The way we produce objects is entering a revolution. Using the latest technologies 3D printers can produce custom-designed items basically from scratch. Although mostly still found in design studios, it won’t be long before they are found in the average home. And with new developments coming to market such as on-demand 3D printing consumers will soon benefit from this clever advance in manufacturing.
How does it work?
The 3D printing process lays down layer upon layer of materials, based upon the blueprints from a digital design file, to form a three-dimensional object. A variety of materials can be used, from simple stainless steel, titanium or aluminum; plastics and polymers; glass; plaster; ceramics; or even foods such as chocolate or cheese. The designs employed to create these can either come from a piece of computer-aided design, or a direct replication of an existing product collected via a 3D scanner.
Why is it useful?
This fast and efficient process allows designers to quickly turn ideas into models or prototypes (known as rapid prototyping), and iron out issues in their planning. It also allows manufacturers to produce products on demand to better manage their inventory and reduce the need for storage. One key use for 3D printing is in areas where people do not have ready access to parts or spares so need to produce their own, such as the International Space Station. Practically speaking, 3D printing saves money and materials as it wastes very little in the production process.
What can they make?
The applications for 3D printing are multiplying by the day. As well as its use in prototypes, the technology is regularly used to produce, gifts, furniture, tripods, wax castings for jewellery and toys. Specialist parts for the automotive and aviation industries are printed to order and architects fabricate intricate models of their plans. Looking to the future 3D printing promises to change the nature of manufacturing. In the future customers may download files for printing complex 3D objects at home, such as electronic devices or furniture.
What’s the downside?
Current printers use a large amount of power to produce products, in some cases almost 50 times the amount used by traditional moulding machines.
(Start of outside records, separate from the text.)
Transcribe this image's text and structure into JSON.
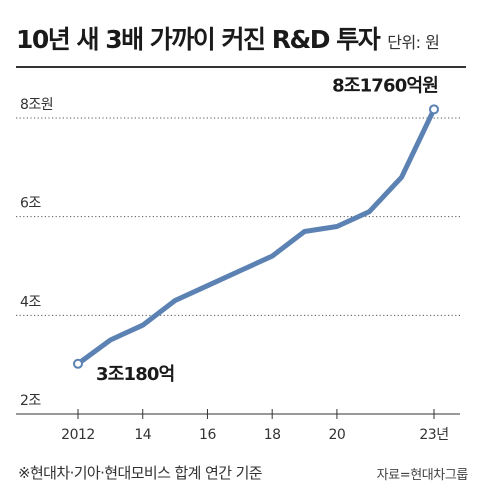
{
  "header": {
    "title": "10년 새 3배 가까이 커진 R&D 투자",
    "unit": "단위: 원"
  },
  "footer": {
    "note": "※현대차·기아·현대모비스 합계 연간 기준",
    "source": "자료=현대차그룹"
  },
  "chart_data": {
    "type": "line",
    "title": "10년 새 3배 가까이 커진 R&D 투자",
    "x": [
      2012,
      2013,
      2014,
      2015,
      2016,
      2017,
      2018,
      2019,
      2020,
      2021,
      2022,
      2023
    ],
    "series": [
      {
        "values": [
          3.018,
          3.5,
          3.8,
          4.3,
          4.6,
          4.9,
          5.2,
          5.7,
          5.8,
          6.1,
          6.8,
          8.176
        ]
      }
    ],
    "xlim": [
      2012,
      2023
    ],
    "ylim": [
      2,
      8
    ],
    "x_ticks": [
      {
        "value": 2012,
        "label": "2012"
      },
      {
        "value": 2014,
        "label": "14"
      },
      {
        "value": 2016,
        "label": "16"
      },
      {
        "value": 2018,
        "label": "18"
      },
      {
        "value": 2020,
        "label": "20"
      },
      {
        "value": 2023,
        "label": "23년"
      }
    ],
    "y_ticks": [
      {
        "value": 8,
        "label": "8조원"
      },
      {
        "value": 6,
        "label": "6조"
      },
      {
        "value": 4,
        "label": "4조"
      },
      {
        "value": 2,
        "label": "2조"
      }
    ],
    "annotations": [
      {
        "x": 2012,
        "y": 3.018,
        "label": "3조180억"
      },
      {
        "x": 2023,
        "y": 8.176,
        "label": "8조1760억원"
      }
    ],
    "grid": true,
    "colors": {
      "line": "#5b82b3",
      "grid": "#555555",
      "axis": "#333333",
      "text": "#333333"
    }
  }
}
There are also concerns over counterfeiting and illegal replications, for example cheap replicas of branded products or deadly weapons.
3D printing may seem like science-fiction, but with the applications of computer design continually improving it may soon be a simple fact of life for many of us. It’s efficient processes and diverse possibilities are far ahead of our current way of working, once it becomes also cost-effective our manufacturing systems will never be the same again.